Del maschile e del femminile

by Silvia on November 3, 2011

Dovei disegnarla questa cosa, immaginerei un omino stilizzato sopra la terra, il femminile sta, e lascia che la terra giri portando novità, il maschile gira intorno rincorrendo quello che ancora non ha. É la vecchia dialettica di Parmenide ed Eraclito, tra ció che sta perché, non tanto basta a se stesso, ma perché prende il mondo come varietà di per sé, e ció che si muove perché cerca ció che non ha, finché non trova. Ció che cerca é una casa, Ulisse.
Il maschile é Ulisse, il femminile é casa, il maschile é il salmone che va dall’altro capo del mondo perché non trova, il femminile é il mare.

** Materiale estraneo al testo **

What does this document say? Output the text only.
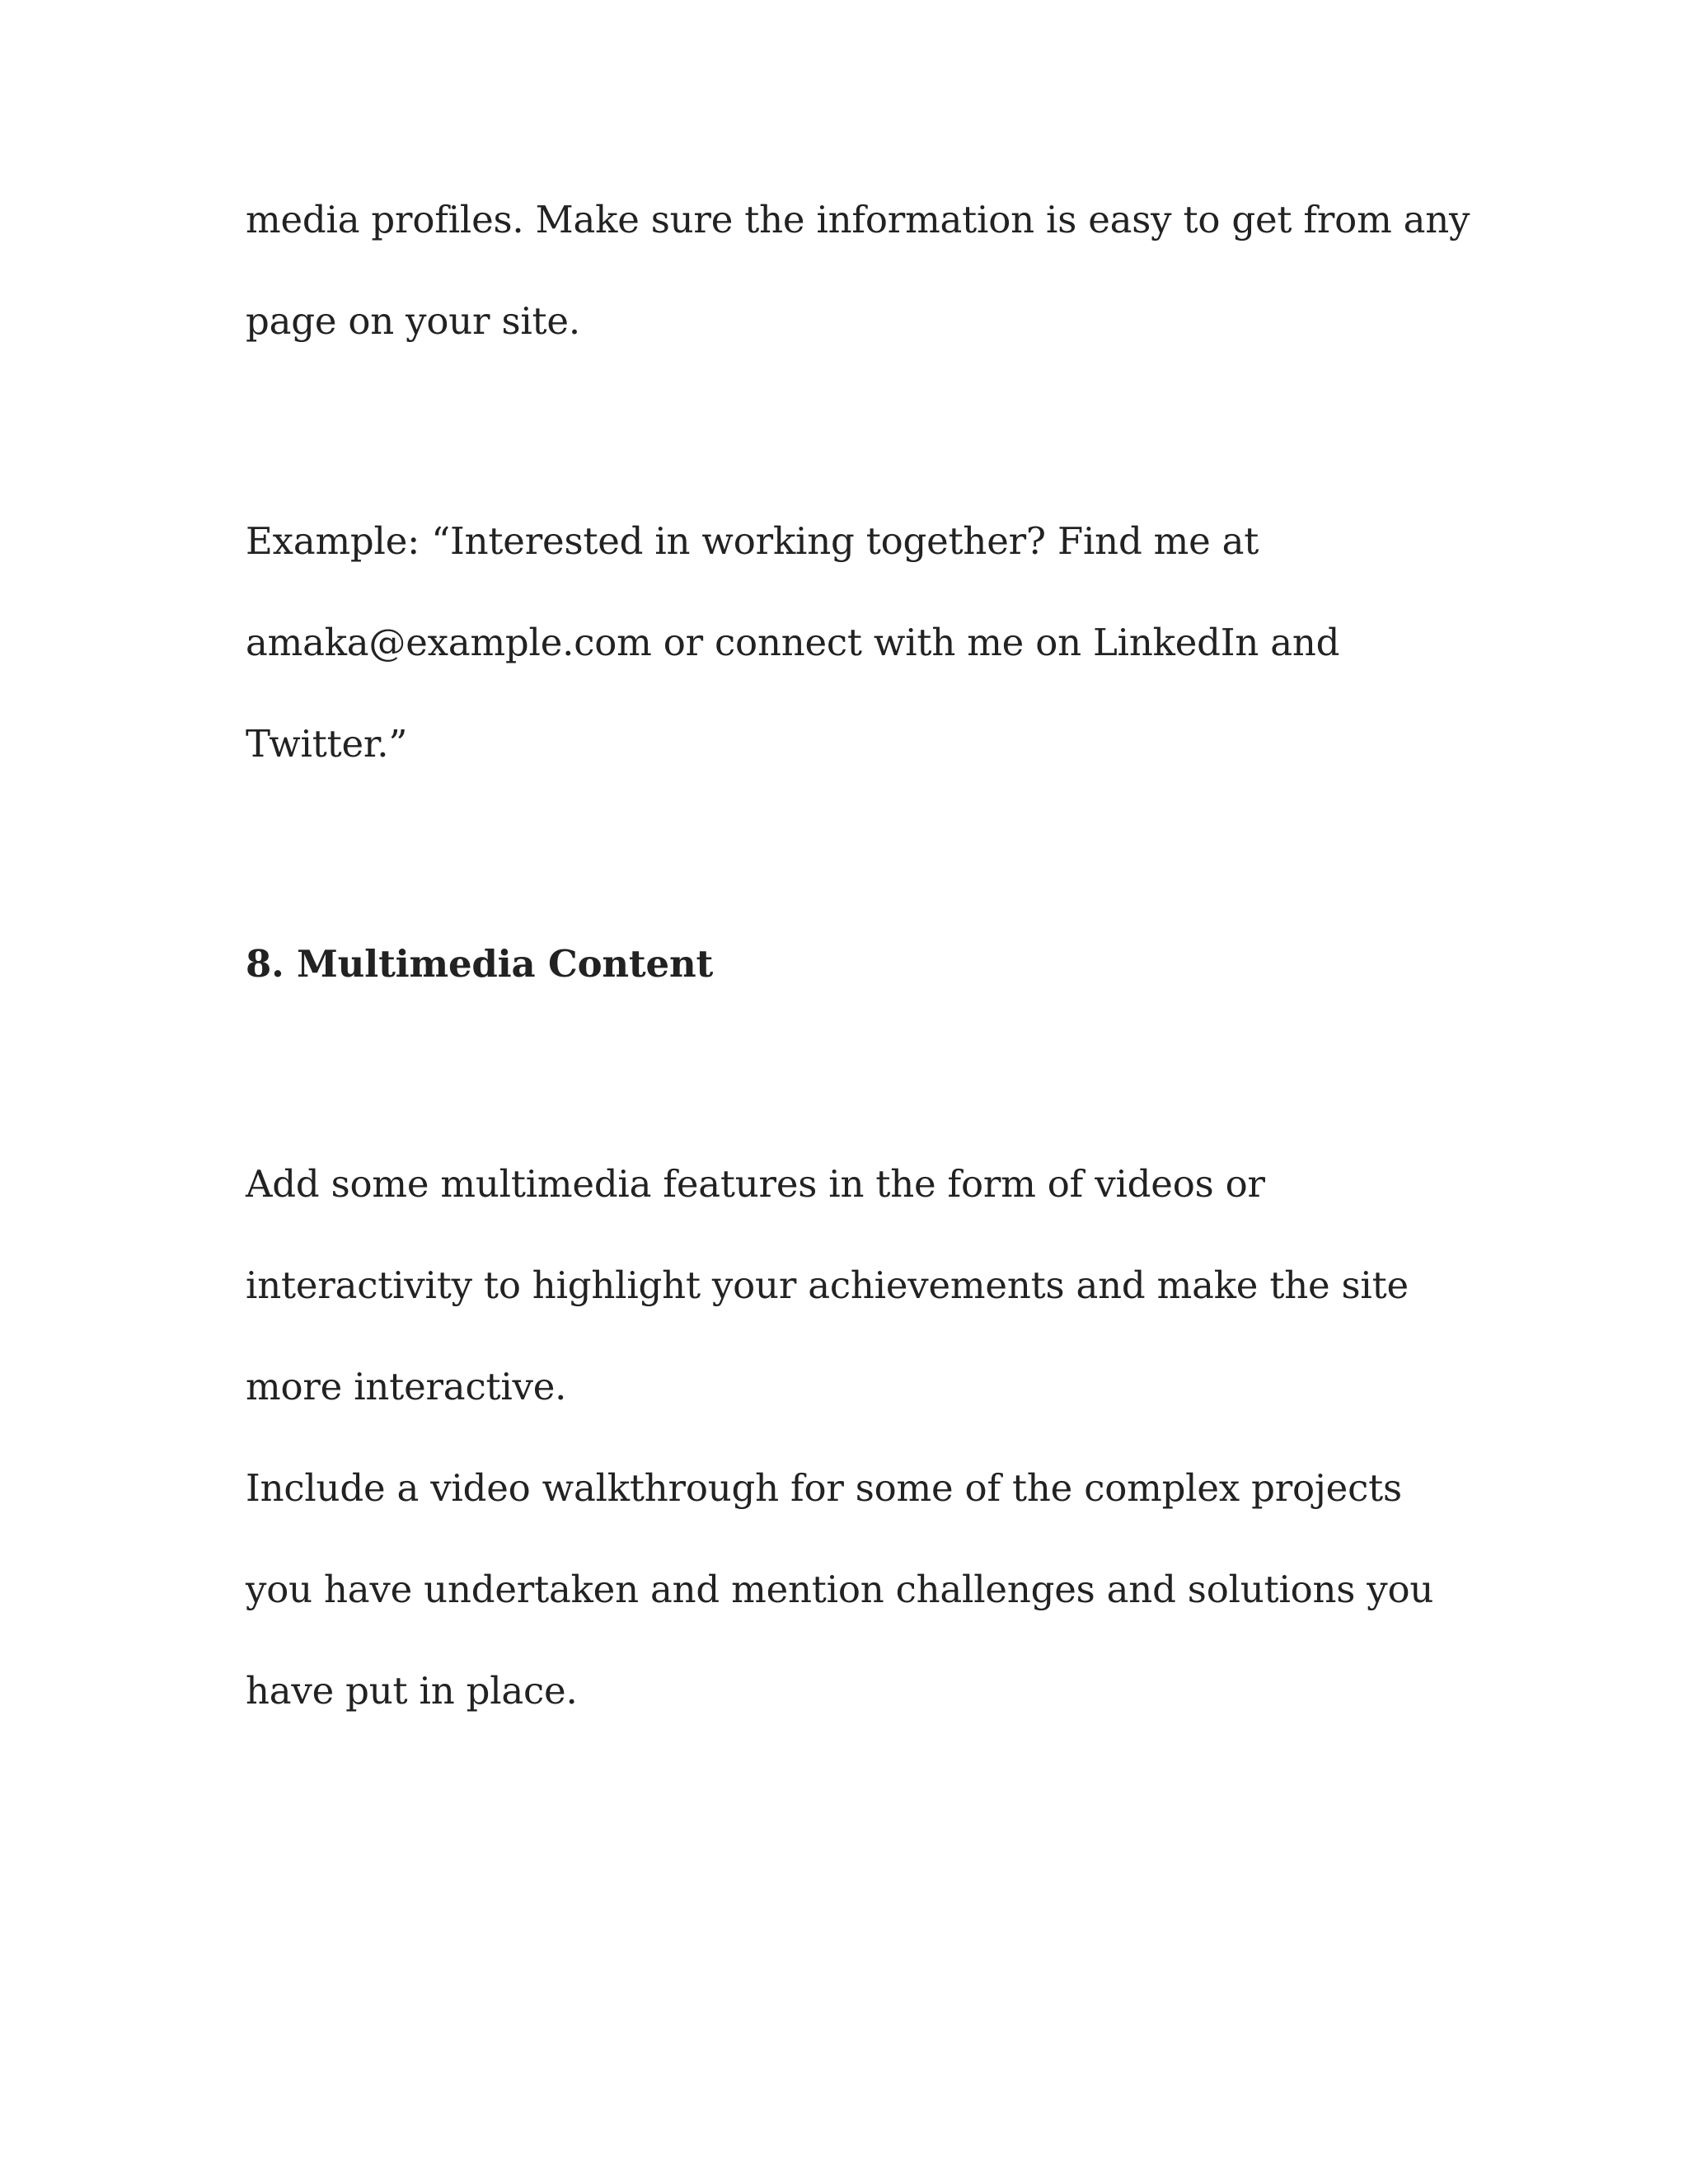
media profiles. Make sure the information is easy to get from any

page on your site.

Example: “Interested in working together? Find me at

amaka@example.com or connect with me on LinkedIn and

Twitter.”

8. Multimedia Content

Add some multimedia features in the form of videos or

interactivity to highlight your achievements and make the site

more interactive.

Include a video walkthrough for some of the complex projects

you have undertaken and mention challenges and solutions you

have put in place.
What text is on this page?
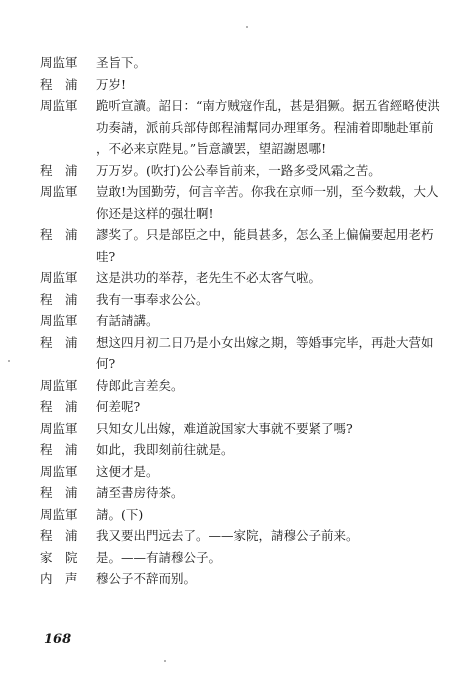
周监軍	圣旨下。
程　浦	万岁!
周监軍	跪听宣讀。詔日：“南方贼寇作乱，甚是猖獗。据五省經略使洪功奏請，派前兵部侍郎程浦幫同办理軍务。程浦着即馳赴軍前，不必来京陛見。”旨意讀罢，望詔謝恩哪!
程　浦	万万岁。(吹打)公公奉旨前来，一路多受风霜之苦。
周监軍	豈敢!为国勤劳，何言辛苦。你我在京师一别，至今数载，大人你还是这样的强壮啊!
程　浦	謬奖了。只是部臣之中，能員甚多，怎么圣上偏偏要起用老朽哇?
周监軍	这是洪功的举荐，老先生不必太客气啦。
程　浦	我有一事奉求公公。
周监軍	有話請講。
程　浦	想这四月初二日乃是小女出嫁之期，等婚事完毕，再赴大营如何?
周监軍	侍郎此言差矣。
程　浦	何差呢?
周监軍	只知女儿出嫁，难道說国家大事就不要紧了嗎?
程　浦	如此，我即刻前往就是。
周监軍	这便才是。
程　浦	請至書房待茶。
周监軍	請。(下)
程　浦	我又要出門远去了。——家院，請穆公子前来。
家　院	是。——有請穆公子。
内　声	穆公子不辞而别。
168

Un’ultima cosa prima di concludere, forse quella che mi sta piú a cuore, definire il femminile come statico può apparire fuorviante ma penso non lo sia perché é il mondo nella sua alterità e varietà a darsi, non c’entra l’attesa (Penelope), non c’entra l’ “appartamento” nel senso del vivere “a-parte” (ed é curioso a questo punto il significato della parola di uso comune a p p a r t a m e n t o), ma c’entra al contrario l’apertura, l’apertura al mondo in quanto tale e il mondo stesso nella pienezza della sua ricchezza. L’uno si dà all’altro e l’altro, nel suo essere-nel-mondo, esercita una, LA, scelta.